In reality, we do live in anarchy, and efficient markets always fully express the collective wisdom (and folly) of humanity. By anarchy I mean the failure of persistent institutions to live up to the principles by which they were chartered, and those institutions which are not chartered by principle or persistent. The cited idea (supposedly belonging to the naive Naomi Klein) that a burgeoning market economy sometimes follows brutal classist tyranny is so boring I am surprised at the vitality of this comment chain. I don't think our dear author could have supplied the energy here. It's a little like BYOBeef in here.If we can't maintain topic discipline, how should we expect rigor in the books written for us? Nobody will believe we could appreciate the extra effort.

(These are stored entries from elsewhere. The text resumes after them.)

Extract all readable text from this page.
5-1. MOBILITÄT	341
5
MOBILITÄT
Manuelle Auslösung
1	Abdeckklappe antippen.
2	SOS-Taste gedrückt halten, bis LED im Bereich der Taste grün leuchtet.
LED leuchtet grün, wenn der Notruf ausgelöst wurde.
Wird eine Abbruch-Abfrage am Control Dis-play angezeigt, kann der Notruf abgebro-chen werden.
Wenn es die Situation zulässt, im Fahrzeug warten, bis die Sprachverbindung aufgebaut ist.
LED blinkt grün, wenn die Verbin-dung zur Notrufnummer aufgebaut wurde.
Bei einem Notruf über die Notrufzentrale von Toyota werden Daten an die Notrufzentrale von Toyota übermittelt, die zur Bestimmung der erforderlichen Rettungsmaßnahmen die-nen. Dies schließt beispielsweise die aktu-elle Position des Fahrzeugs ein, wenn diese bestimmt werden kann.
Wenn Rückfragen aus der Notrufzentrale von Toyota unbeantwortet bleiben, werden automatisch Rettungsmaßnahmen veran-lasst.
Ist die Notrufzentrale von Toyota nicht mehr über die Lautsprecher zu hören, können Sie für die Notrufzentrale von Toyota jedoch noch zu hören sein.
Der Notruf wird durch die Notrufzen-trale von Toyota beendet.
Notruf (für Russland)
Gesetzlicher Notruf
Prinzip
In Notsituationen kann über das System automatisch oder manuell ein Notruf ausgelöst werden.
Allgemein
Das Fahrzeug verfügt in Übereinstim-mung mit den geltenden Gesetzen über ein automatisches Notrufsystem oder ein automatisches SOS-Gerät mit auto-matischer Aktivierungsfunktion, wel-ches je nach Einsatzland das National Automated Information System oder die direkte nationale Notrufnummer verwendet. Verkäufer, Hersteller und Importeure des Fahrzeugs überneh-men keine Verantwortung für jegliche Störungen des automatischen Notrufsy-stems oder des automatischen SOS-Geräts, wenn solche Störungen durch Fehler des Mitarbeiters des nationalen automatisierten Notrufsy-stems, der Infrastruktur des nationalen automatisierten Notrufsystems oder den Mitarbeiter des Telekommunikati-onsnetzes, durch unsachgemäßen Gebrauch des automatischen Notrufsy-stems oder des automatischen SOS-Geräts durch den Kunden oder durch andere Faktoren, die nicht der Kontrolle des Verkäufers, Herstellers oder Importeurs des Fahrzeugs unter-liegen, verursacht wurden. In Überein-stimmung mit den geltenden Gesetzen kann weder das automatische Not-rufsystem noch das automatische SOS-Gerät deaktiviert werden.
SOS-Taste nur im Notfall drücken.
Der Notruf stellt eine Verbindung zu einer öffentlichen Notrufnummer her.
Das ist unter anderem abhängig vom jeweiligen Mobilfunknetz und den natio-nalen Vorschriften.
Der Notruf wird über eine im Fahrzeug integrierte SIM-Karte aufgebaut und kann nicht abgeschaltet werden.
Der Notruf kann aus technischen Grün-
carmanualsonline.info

Posted by: Jeremy McMillan at Sep 19, 2007 9:54:52 PM
Arent both the market and democracy means to an ends? Many would argue that some form of democracy, usually heavily regulated by a strong constitution creates the best framework for markets to operate. So I guess they both go hand in hand however, my ideal world would have much much more market and much less democracy. The more democracy we have usually does not bode well for market efficacy.
Posted by: John Pertz at Sep 19, 2007 10:01:18 PM
Canada's National Post last week ran a series of excerpts of the Klein book, with an accompanying debunking column. It was wonderful.